在系统最开始初始化的时候会初始化ht[0],而且为realsize 分配为4，那么这里分配的内存是 realsizesizeof(dictEntry)=4*8 = 32b，这只是最开始的时候，而且只能存储4个dictEntry指针，也就是对应4个key，在key增加的时候，会对ht[0]进行扩容，这时候会先将ht[1]扩容至ht[0]的两倍，而后将ht[0]中对应的dictEntry所有迁移到ht[1]，而后他们再相互交换一下。那么ht[1]又变成ht[0]了，以前的ht[0]变为ht[1]而且释放内存。因此在每次ht[0]满了以后都会扩容至之前的2倍。

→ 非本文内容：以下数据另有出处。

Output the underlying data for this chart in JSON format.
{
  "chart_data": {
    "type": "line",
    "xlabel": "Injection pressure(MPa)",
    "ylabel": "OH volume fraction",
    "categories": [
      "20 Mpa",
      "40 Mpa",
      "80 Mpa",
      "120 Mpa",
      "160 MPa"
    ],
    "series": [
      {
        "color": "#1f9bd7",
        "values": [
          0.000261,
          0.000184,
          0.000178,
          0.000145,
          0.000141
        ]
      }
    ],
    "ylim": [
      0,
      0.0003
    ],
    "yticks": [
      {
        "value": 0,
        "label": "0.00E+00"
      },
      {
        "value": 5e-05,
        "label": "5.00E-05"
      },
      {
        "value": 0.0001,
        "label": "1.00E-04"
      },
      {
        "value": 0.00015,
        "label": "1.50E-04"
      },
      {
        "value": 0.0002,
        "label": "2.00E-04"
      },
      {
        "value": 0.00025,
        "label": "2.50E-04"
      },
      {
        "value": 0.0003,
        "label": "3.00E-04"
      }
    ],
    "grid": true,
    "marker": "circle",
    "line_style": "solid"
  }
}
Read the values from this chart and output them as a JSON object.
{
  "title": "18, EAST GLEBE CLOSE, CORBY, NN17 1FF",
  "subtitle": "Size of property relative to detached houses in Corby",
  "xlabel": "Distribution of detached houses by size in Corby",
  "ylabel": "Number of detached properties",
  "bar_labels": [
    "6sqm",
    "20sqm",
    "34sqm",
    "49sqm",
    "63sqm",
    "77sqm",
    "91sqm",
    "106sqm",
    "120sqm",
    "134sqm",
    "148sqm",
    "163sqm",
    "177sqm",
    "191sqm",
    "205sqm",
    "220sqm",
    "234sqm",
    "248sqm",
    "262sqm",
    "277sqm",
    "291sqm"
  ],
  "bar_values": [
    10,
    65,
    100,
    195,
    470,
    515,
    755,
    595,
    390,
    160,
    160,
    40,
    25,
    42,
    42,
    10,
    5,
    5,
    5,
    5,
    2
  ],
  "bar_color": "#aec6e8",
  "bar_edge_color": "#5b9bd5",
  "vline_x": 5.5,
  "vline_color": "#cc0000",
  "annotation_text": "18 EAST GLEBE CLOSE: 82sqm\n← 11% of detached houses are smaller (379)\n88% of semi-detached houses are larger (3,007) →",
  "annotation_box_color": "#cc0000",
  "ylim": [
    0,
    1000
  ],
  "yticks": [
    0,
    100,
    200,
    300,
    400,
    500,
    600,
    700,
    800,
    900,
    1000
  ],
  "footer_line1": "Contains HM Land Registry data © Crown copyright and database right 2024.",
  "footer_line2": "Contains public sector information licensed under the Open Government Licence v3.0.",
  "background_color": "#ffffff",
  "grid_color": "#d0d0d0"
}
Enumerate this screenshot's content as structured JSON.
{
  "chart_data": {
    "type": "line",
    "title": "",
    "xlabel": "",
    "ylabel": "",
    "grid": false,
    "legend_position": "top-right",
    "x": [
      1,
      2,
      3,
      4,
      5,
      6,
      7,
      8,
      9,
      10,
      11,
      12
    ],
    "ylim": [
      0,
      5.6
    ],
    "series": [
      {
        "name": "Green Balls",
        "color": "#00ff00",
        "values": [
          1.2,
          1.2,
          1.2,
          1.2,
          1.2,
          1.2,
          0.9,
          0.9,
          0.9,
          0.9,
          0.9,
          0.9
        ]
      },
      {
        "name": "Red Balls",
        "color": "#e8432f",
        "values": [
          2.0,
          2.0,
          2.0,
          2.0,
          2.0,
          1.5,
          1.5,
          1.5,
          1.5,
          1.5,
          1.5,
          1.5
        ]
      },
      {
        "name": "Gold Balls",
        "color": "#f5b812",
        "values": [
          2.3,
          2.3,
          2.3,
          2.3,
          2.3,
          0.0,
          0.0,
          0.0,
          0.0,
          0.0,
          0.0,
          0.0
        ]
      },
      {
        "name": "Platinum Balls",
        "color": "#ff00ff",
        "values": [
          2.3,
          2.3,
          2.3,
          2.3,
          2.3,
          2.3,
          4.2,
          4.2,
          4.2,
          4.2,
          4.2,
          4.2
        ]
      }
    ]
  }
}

那目前咱们key的数量是632147，那么realsize是多少呢

realsize=4
realsize=8
realsize=16
realsize=32
realsize=64
realsize=128
realsize=256
realsize=512
realsize=1024
realsize=2048
realsize=4096
realsize=8192
realsize=16384
realsize=32768
realsize=65536
realsize=131072
realsize=262144
realsize=524288
realsize=1048576

524288 <632147 <1048576，因此目前realsize是1048576，那么总共须要分配的内存就是1048576*8= 8388608，8388608/1024/1024=8MB

那么以前8.34-8=0.34 MB，因此目前咱们只相差0.34MB。那么咱们把全部key清空看一下Redis自己使用了多少内存呢。

[jingbo8@poseidon54 ~]$ redis-cli -p 6379 info|grep mem                                                             
used_memory:349256
used_memory_human:341.07K
used_memory_rss:2015232
used_memory_peak:349256
used_memory_peak_human:341.07K
used_memory_lua:36864
mem_fragmentation_ratio:5.77
mem_allocator:jemalloc-3.6.0

0.34*1024=348.16k，这样与目前的内存很是接近了。

那么从上面这个分析结果来看，Redis 自己的结构体占据了大部分的内存。因此最终形成导入到Redis中的内存与以前文件中所占用的空间差距较大，内存是宝贵的资源，因此你们在往Redis存储数据的时候必定要设计好。

至此整个内存如何分配分析完成，有问题能够随时联系。